Whenever there was thunder on hot summer nights, my gran would hurry from her armchair to the window and watch the clouds kneading over themselves across the sky. She’d giggle and say, “There’s a bad moon on the rise.”
I’d smile back at her but I never understood why she said that until she went into Kilmarnock hospital. We were looking under her bed, trying to find her favourite slippers, and instead found a box of vinyl and photographs.
In one picture, splintering at the edges, was my gran. Caught mid-dance, arms splayed, flared-leg pointing out in a kick, waist-length hair sweeping overhead in a cartwheel. On the back, she’d written: Creedence Clearwater Revival, Oakland, CA, 1970. There were dozens more from concerts across the States that year.
My gran: the sweet old lady, hunched over by gravity to half my height, who gave me rhubarb and custard sweets by the handful like they were produced in her pocket. The woman who barely tapped a toe to the radio. The doting, cuddly granny with white clouds for hair, who cried at kids films on Saturday afternoons and always looked old to me. But sometimes, when caught in the right light, she had started to look somehow like a baby at the same time. The same woman was in these photographs.
On her final night, just before she drifted away, I looked at the moon from the hospital window. I stared until a film came over my eyes, blurring the milky blue light on the trees and tarmac and signs and roundabouts and houses laid out in the distance like dominos ready to tip. I knew it would be her last moonrise and part of me wasn’t sad.
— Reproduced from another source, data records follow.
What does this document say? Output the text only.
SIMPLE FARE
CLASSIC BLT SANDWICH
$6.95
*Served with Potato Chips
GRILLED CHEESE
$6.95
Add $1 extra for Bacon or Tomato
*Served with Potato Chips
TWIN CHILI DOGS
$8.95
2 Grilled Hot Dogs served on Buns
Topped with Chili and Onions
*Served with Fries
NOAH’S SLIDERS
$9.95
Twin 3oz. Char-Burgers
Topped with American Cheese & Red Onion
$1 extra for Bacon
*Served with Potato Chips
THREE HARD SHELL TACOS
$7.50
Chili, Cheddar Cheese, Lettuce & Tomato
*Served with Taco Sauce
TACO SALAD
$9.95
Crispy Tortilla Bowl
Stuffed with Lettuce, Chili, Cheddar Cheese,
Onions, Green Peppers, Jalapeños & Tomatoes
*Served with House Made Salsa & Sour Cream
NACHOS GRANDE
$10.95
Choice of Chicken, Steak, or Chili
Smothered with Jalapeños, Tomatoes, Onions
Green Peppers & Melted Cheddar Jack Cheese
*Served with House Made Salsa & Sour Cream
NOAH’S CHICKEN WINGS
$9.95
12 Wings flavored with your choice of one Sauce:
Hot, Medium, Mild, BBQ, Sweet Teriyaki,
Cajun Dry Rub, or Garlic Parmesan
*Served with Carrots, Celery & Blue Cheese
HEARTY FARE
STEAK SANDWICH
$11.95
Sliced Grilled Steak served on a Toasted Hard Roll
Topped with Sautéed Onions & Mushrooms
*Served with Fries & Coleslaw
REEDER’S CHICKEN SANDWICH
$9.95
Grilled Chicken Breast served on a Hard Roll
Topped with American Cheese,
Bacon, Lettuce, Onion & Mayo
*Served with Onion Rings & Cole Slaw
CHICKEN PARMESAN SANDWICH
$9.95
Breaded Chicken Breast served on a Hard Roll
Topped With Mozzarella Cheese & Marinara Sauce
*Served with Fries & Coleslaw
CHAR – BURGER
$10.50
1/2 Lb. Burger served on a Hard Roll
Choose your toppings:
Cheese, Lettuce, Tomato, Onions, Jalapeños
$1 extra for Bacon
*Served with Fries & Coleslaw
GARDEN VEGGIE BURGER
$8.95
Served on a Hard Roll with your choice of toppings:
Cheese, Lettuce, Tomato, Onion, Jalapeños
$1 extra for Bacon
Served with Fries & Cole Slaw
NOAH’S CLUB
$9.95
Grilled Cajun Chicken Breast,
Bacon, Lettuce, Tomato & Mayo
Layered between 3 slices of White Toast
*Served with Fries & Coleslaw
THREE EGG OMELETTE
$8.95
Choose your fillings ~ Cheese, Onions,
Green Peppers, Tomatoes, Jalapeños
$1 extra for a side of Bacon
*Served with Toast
She’d headbanged with the best of them, felt the bass from towering speakers thrum in her chest, let guitar riffs soak into her bones, screamed the lyrics to her favourite songs with a room full of strangers who, in that moment, probably felt like family. When the show finished, maybe she sank pints of cheap beer and smoked hand-rolled cigarettes in a blissful afterglow, ears ringing and lips numb from kissing an American boy.
My gran: the sly old fox who travelled from a small Scottish town to witness the tail-end of the summer of love with her own eyes and never said a word about it.
I wish I could’ve seen the version of her before kids, before grandkids. I’d never known the world without her but she knew it before me.